= Vince and Joy =

2005 novel by Lisa Jewell

First edition (publ. Penguin Books)

Vince and Joy is the fifth novel written by Lisa Jewell and published in 2005. Like her previous books, it focuses on the trials and tribulations of relationships.

==Plot==
In 2003, Vince tells his friends a story about Joy.

In July 1986, Vince and Joy meet at a holiday camp and are attracted to each other while in their late teens. Vince told Joy he had a really bad underbite and that his mother was married to his stepfather, Chris. The following morning, Joy and her family have suddenly vanished, leaving only a note in ink on the step of Vince's caravan. Due to the rain, all he can make out on the paper is, "I feel so ashamed." Vince is angry and upset that she has gone without leaving any way for him to get in contact with her.

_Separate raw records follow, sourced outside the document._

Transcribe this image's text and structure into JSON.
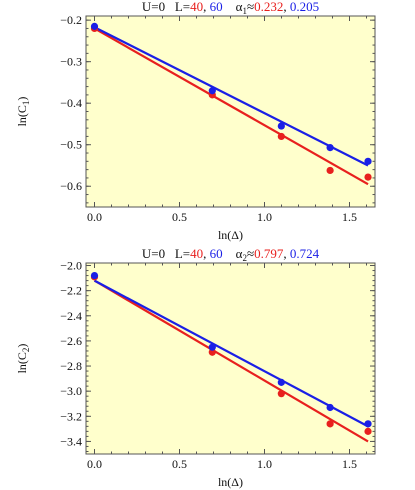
{
  "colors": {
    "background": "#ffffcc",
    "red": "#e8201e",
    "blue": "#1a1fe6",
    "axis": "#555555",
    "text": "#111111"
  },
  "chart_data": [
    {
      "type": "scatter",
      "title_parts": [
        {
          "text": "U=0   L=",
          "color": "#111111"
        },
        {
          "text": "40",
          "color": "#e8201e"
        },
        {
          "text": ", ",
          "color": "#111111"
        },
        {
          "text": "60",
          "color": "#1a1fe6"
        },
        {
          "text": "    α",
          "color": "#111111"
        },
        {
          "text": "1",
          "color": "#111111",
          "sub": true
        },
        {
          "text": "≈",
          "color": "#111111"
        },
        {
          "text": "0.232",
          "color": "#e8201e"
        },
        {
          "text": ", ",
          "color": "#111111"
        },
        {
          "text": "0.205",
          "color": "#1a1fe6"
        }
      ],
      "xlabel": "ln(Δ)",
      "ylabel_main": "ln(C",
      "ylabel_sub": "1",
      "ylabel_close": ")",
      "xlim": [
        -0.05,
        1.65
      ],
      "ylim": [
        -0.65,
        -0.19
      ],
      "xticks": [
        0.0,
        0.5,
        1.0,
        1.5
      ],
      "xtick_labels": [
        "0.0",
        "0.5",
        "1.0",
        "1.5"
      ],
      "yticks": [
        -0.2,
        -0.3,
        -0.4,
        -0.5,
        -0.6
      ],
      "ytick_labels": [
        "−0.2",
        "−0.3",
        "−0.4",
        "−0.5",
        "−0.6"
      ],
      "series": [
        {
          "color": "#e8201e",
          "x": [
            0.0,
            0.693,
            1.099,
            1.386,
            1.609
          ],
          "y": [
            -0.22,
            -0.38,
            -0.48,
            -0.562,
            -0.578
          ],
          "fit": {
            "x": [
              0.0,
              1.609
            ],
            "y": [
              -0.22,
              -0.595
            ]
          }
        },
        {
          "color": "#1a1fe6",
          "x": [
            0.0,
            0.693,
            1.099,
            1.386,
            1.609
          ],
          "y": [
            -0.215,
            -0.37,
            -0.455,
            -0.507,
            -0.54
          ],
          "fit": {
            "x": [
              0.0,
              1.609
            ],
            "y": [
              -0.217,
              -0.55
            ]
          }
        }
      ]
    },
    {
      "type": "scatter",
      "title_parts": [
        {
          "text": "U=0   L=",
          "color": "#111111"
        },
        {
          "text": "40",
          "color": "#e8201e"
        },
        {
          "text": ", ",
          "color": "#111111"
        },
        {
          "text": "60",
          "color": "#1a1fe6"
        },
        {
          "text": "    α",
          "color": "#111111"
        },
        {
          "text": "2",
          "color": "#111111",
          "sub": true
        },
        {
          "text": "≈",
          "color": "#111111"
        },
        {
          "text": "0.797",
          "color": "#e8201e"
        },
        {
          "text": ", ",
          "color": "#111111"
        },
        {
          "text": "0.724",
          "color": "#1a1fe6"
        }
      ],
      "xlabel": "ln(Δ)",
      "ylabel_main": "ln(C",
      "ylabel_sub": "2",
      "ylabel_close": ")",
      "xlim": [
        -0.05,
        1.65
      ],
      "ylim": [
        -3.5,
        -1.98
      ],
      "xticks": [
        0.0,
        0.5,
        1.0,
        1.5
      ],
      "xtick_labels": [
        "0.0",
        "0.5",
        "1.0",
        "1.5"
      ],
      "yticks": [
        -2.0,
        -2.2,
        -2.4,
        -2.6,
        -2.8,
        -3.0,
        -3.2,
        -3.4
      ],
      "ytick_labels": [
        "−2.0",
        "−2.2",
        "−2.4",
        "−2.6",
        "−2.8",
        "−3.0",
        "−3.2",
        "−3.4"
      ],
      "series": [
        {
          "color": "#e8201e",
          "x": [
            0.0,
            0.693,
            1.099,
            1.386,
            1.609
          ],
          "y": [
            -2.09,
            -2.69,
            -3.02,
            -3.26,
            -3.32
          ],
          "fit": {
            "x": [
              0.0,
              1.609
            ],
            "y": [
              -2.12,
              -3.4
            ]
          }
        },
        {
          "color": "#1a1fe6",
          "x": [
            0.0,
            0.693,
            1.099,
            1.386,
            1.609
          ],
          "y": [
            -2.08,
            -2.65,
            -2.93,
            -3.13,
            -3.26
          ],
          "fit": {
            "x": [
              0.0,
              1.609
            ],
            "y": [
              -2.12,
              -3.28
            ]
          }
        }
      ]
    }
  ]
}
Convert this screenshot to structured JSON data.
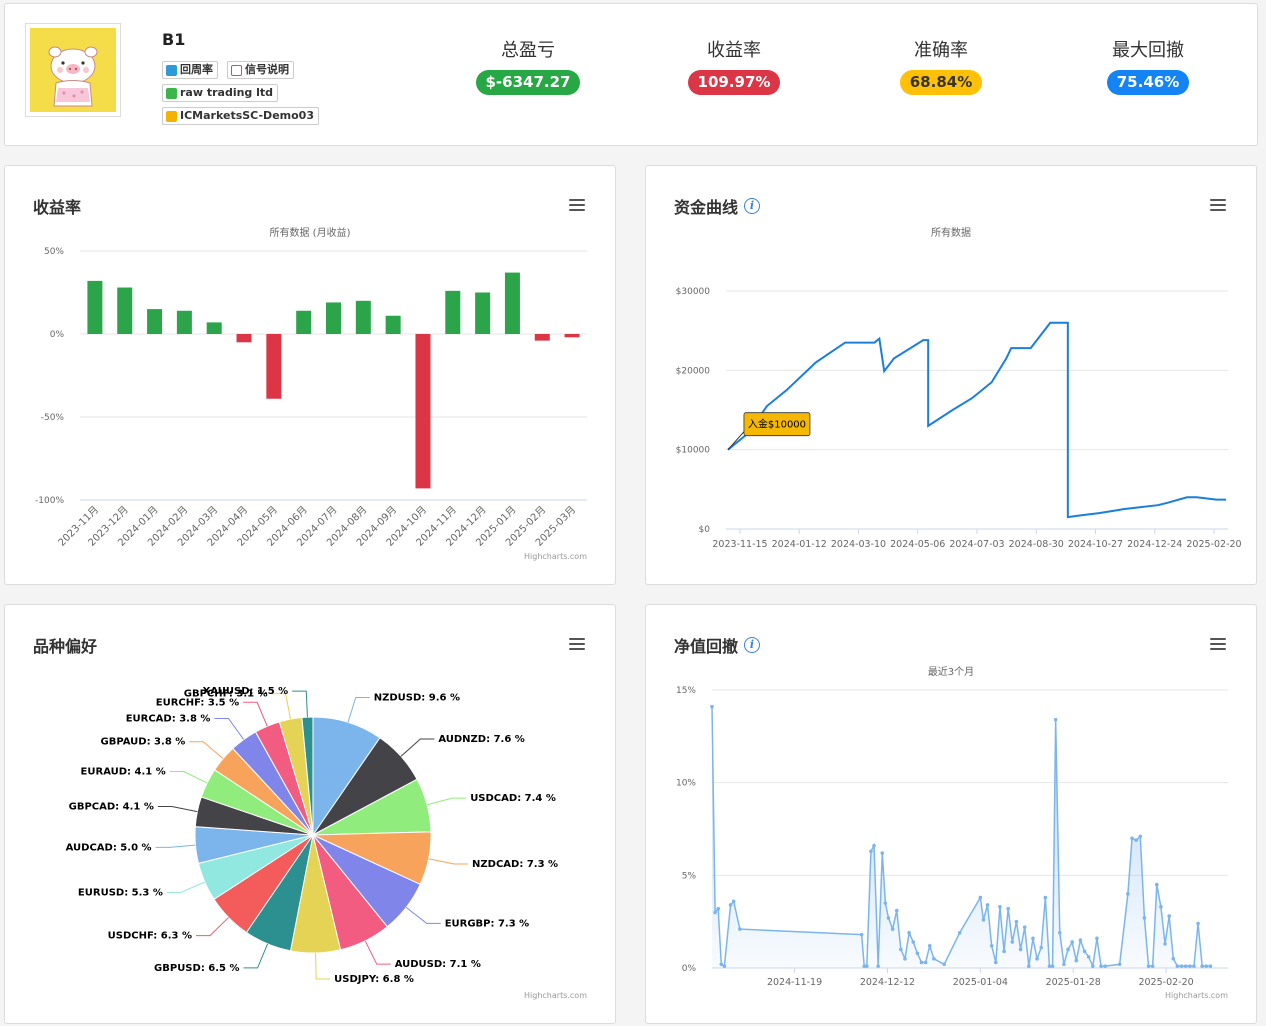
{
  "header": {
    "trader_name": "B1",
    "chips": [
      {
        "label": "回周率",
        "color": "#2f9bd6"
      },
      {
        "label": "信号说明",
        "color": "#d94a5a"
      },
      {
        "label": "raw trading ltd",
        "color": "#3cb54a"
      },
      {
        "label": "ICMarketsSC-Demo03",
        "color": "#f2b200"
      }
    ],
    "stats": [
      {
        "label": "总盈亏",
        "value": "$-6347.27",
        "color": "#28a745"
      },
      {
        "label": "收益率",
        "value": "109.97%",
        "color": "#dc3545"
      },
      {
        "label": "准确率",
        "value": "68.84%",
        "color": "#ffc107"
      },
      {
        "label": "最大回撤",
        "value": "75.46%",
        "color": "#1484f5"
      }
    ]
  },
  "panels": {
    "returns": {
      "title": "收益率",
      "subtitle": "所有数据 (月收益)",
      "credit": "Highcharts.com"
    },
    "equity": {
      "title": "资金曲线",
      "subtitle": "所有数据",
      "credit": "",
      "deposit_label": "入金$10000"
    },
    "symbols": {
      "title": "品种偏好",
      "credit": "Highcharts.com"
    },
    "drawdown": {
      "title": "净值回撤",
      "subtitle": "最近3个月",
      "credit": "Highcharts.com"
    }
  },
  "chart_data": [
    {
      "id": "returns",
      "type": "bar",
      "title": "收益率",
      "subtitle": "所有数据 (月收益)",
      "categories": [
        "2023-11月",
        "2023-12月",
        "2024-01月",
        "2024-02月",
        "2024-03月",
        "2024-04月",
        "2024-05月",
        "2024-06月",
        "2024-07月",
        "2024-08月",
        "2024-09月",
        "2024-10月",
        "2024-11月",
        "2024-12月",
        "2025-01月",
        "2025-02月",
        "2025-03月"
      ],
      "values": [
        32,
        28,
        15,
        14,
        7,
        -5,
        -39,
        14,
        19,
        20,
        11,
        -93,
        26,
        25,
        37,
        -4,
        -2
      ],
      "ylim": [
        -100,
        50
      ],
      "yticks": [
        50,
        0,
        -50,
        -100
      ],
      "ytick_labels": [
        "50%",
        "0%",
        "-50%",
        "-100%"
      ],
      "positive_color": "#2ca54a",
      "negative_color": "#dc3545"
    },
    {
      "id": "equity",
      "type": "line",
      "title": "资金曲线",
      "subtitle": "所有数据",
      "ylim": [
        0,
        30000
      ],
      "yticks": [
        0,
        10000,
        20000,
        30000
      ],
      "ytick_labels": [
        "$0",
        "$10000",
        "$20000",
        "$30000"
      ],
      "xticks": [
        "2023-11-15",
        "2024-01-12",
        "2024-03-10",
        "2024-05-06",
        "2024-07-03",
        "2024-08-30",
        "2024-10-27",
        "2024-12-24",
        "2025-02-20"
      ],
      "xlim": [
        -2,
        512
      ],
      "x": [
        0,
        20,
        40,
        60,
        90,
        120,
        150,
        155,
        160,
        170,
        200,
        205,
        230,
        250,
        270,
        285,
        290,
        310,
        330,
        345,
        348,
        360,
        380,
        400,
        405,
        440,
        450,
        470,
        480,
        500,
        510
      ],
      "y": [
        10000,
        12000,
        15500,
        17500,
        21000,
        23500,
        23500,
        24000,
        19900,
        21500,
        23800,
        13000,
        15000,
        16500,
        18500,
        21500,
        22800,
        22800,
        26000,
        26000,
        1500,
        1700,
        2000,
        2400,
        2500,
        3000,
        3300,
        4000,
        4000,
        3700,
        3700
      ],
      "annotation": {
        "label": "入金$10000",
        "x": 0,
        "y": 10000
      },
      "color": "#1a7fd8"
    },
    {
      "id": "symbols",
      "type": "pie",
      "title": "品种偏好",
      "slices": [
        {
          "name": "NZDUSD",
          "value": 9.6,
          "color": "#7cb5ec"
        },
        {
          "name": "AUDNZD",
          "value": 7.6,
          "color": "#434348"
        },
        {
          "name": "USDCAD",
          "value": 7.4,
          "color": "#90ed7d"
        },
        {
          "name": "NZDCAD",
          "value": 7.3,
          "color": "#f7a35c"
        },
        {
          "name": "EURGBP",
          "value": 7.3,
          "color": "#8085e9"
        },
        {
          "name": "AUDUSD",
          "value": 7.1,
          "color": "#f15c80"
        },
        {
          "name": "USDJPY",
          "value": 6.8,
          "color": "#e4d354"
        },
        {
          "name": "GBPUSD",
          "value": 6.5,
          "color": "#2b908f"
        },
        {
          "name": "USDCHF",
          "value": 6.3,
          "color": "#f45b5b"
        },
        {
          "name": "EURUSD",
          "value": 5.3,
          "color": "#91e8e1"
        },
        {
          "name": "AUDCAD",
          "value": 5.0,
          "color": "#7cb5ec"
        },
        {
          "name": "GBPCAD",
          "value": 4.1,
          "color": "#434348"
        },
        {
          "name": "EURAUD",
          "value": 4.1,
          "color": "#90ed7d"
        },
        {
          "name": "GBPAUD",
          "value": 3.8,
          "color": "#f7a35c"
        },
        {
          "name": "EURCAD",
          "value": 3.8,
          "color": "#8085e9"
        },
        {
          "name": "EURCHF",
          "value": 3.5,
          "color": "#f15c80"
        },
        {
          "name": "GBPCHF",
          "value": 3.1,
          "color": "#e4d354"
        },
        {
          "name": "XAUUSD",
          "value": 1.5,
          "color": "#2b908f"
        }
      ]
    },
    {
      "id": "drawdown",
      "type": "area",
      "title": "净值回撤",
      "subtitle": "最近3个月",
      "ylim": [
        0,
        15
      ],
      "yticks": [
        0,
        5,
        10,
        15
      ],
      "ytick_labels": [
        "0%",
        "5%",
        "10%",
        "15%"
      ],
      "xlim": [
        0,
        100
      ],
      "xticks": [
        {
          "label": "2024-11-19",
          "x": 16
        },
        {
          "label": "2024-12-12",
          "x": 34
        },
        {
          "label": "2025-01-04",
          "x": 52
        },
        {
          "label": "2025-01-28",
          "x": 70
        },
        {
          "label": "2025-02-20",
          "x": 88
        }
      ],
      "x": [
        0,
        0.6,
        1.2,
        1.8,
        2.4,
        3.6,
        4.2,
        5.4,
        29,
        29.5,
        30,
        30.8,
        31.4,
        32.2,
        33,
        33.6,
        34.2,
        35,
        35.8,
        36.6,
        37.4,
        38.2,
        39,
        39.8,
        40.6,
        41.4,
        42.2,
        43,
        45,
        48,
        52,
        52.6,
        53.4,
        54.2,
        55,
        55.8,
        56.6,
        57.4,
        58.2,
        59,
        59.8,
        60.6,
        61.4,
        62.2,
        63,
        63.8,
        64.6,
        65.4,
        66,
        66.6,
        67.4,
        68.2,
        69,
        69.8,
        70.6,
        71.4,
        72.2,
        73,
        73.8,
        74.6,
        75.4,
        76.2,
        79,
        80.6,
        81.4,
        82.2,
        83,
        83.8,
        84.6,
        85.4,
        86.2,
        87,
        87.8,
        88.6,
        89.4,
        90.2,
        91,
        91.8,
        92.6,
        93.4,
        94.2,
        95,
        95.8,
        96.6
      ],
      "y": [
        14.1,
        3.0,
        3.2,
        0.2,
        0.1,
        3.4,
        3.6,
        2.1,
        1.8,
        0.1,
        0.1,
        6.3,
        6.6,
        0.1,
        6.2,
        3.5,
        2.7,
        2.1,
        3.1,
        1.0,
        0.5,
        1.9,
        1.4,
        0.8,
        0.3,
        0.3,
        1.2,
        0.5,
        0.2,
        1.9,
        3.8,
        2.6,
        3.4,
        1.2,
        0.3,
        3.3,
        0.9,
        3.2,
        1.4,
        2.5,
        1.0,
        2.2,
        0.1,
        1.6,
        0.5,
        1.1,
        3.8,
        0.1,
        0.1,
        13.4,
        1.9,
        0.2,
        1.0,
        1.4,
        0.4,
        1.5,
        0.9,
        0.6,
        0.1,
        1.6,
        0.1,
        0.1,
        0.2,
        4.0,
        7.0,
        6.9,
        7.1,
        2.7,
        0.1,
        0.1,
        4.5,
        3.3,
        1.3,
        2.8,
        0.5,
        0.1,
        0.1,
        0.1,
        0.1,
        0.1,
        2.4,
        0.1,
        0.1,
        0.1
      ],
      "color": "#7cb5ec"
    }
  ]
}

In September 1993, Vince has a girlfriend, Magda. He looks for a new roommate and offers the room to a superstitious woman called Cassandra McAfee. Cassandra has a cat called Madeleine who goes into Joy's house, so she follows the cat into Joy's house. On the other side of the story, Joy meets George Pole on a blind date. They eventually move in together, just before Cassandra storms into their house after the cat. The only people left are Julia, Joy's friend and Bella, a gay man. Cassandra finds out that there was a woman called Joy who used to live there and thinks it can only be fate. Joy catches sight of Vince in Oxford Street while on the bus, but does not get to meet him. At the end of this section, Vince also sees Joy going into a church ready to get married, but he does not talk to her.

In 1999, Vince is now with longtime girlfriend Jess, who he discovers is having an affair. Joy is trapped in a loveless marriage with George, who dominates her and does not allow her to have a life of her own. She eventually breaks free and she and Vince meet again in 2001, when they talk about what has happened. In April 2003, Vince finishes telling his friends the story and they advise him to find Joy. The happy ending occurs in October 2003 when, after running into an old friend of Joy's, Vince is encouraged to see her and is given her address. The novel ends before they meet again.

==Reviews==
In The Daily Telegraph, Lloyd Evans wrote that the novel was "Jewell's most satisfying novel since her wonderful debut Ralph's Party." A reviewer in The Sunday Times had a favourable impression of the novel and also compared it with Jewell's previous novel Ralph's Party.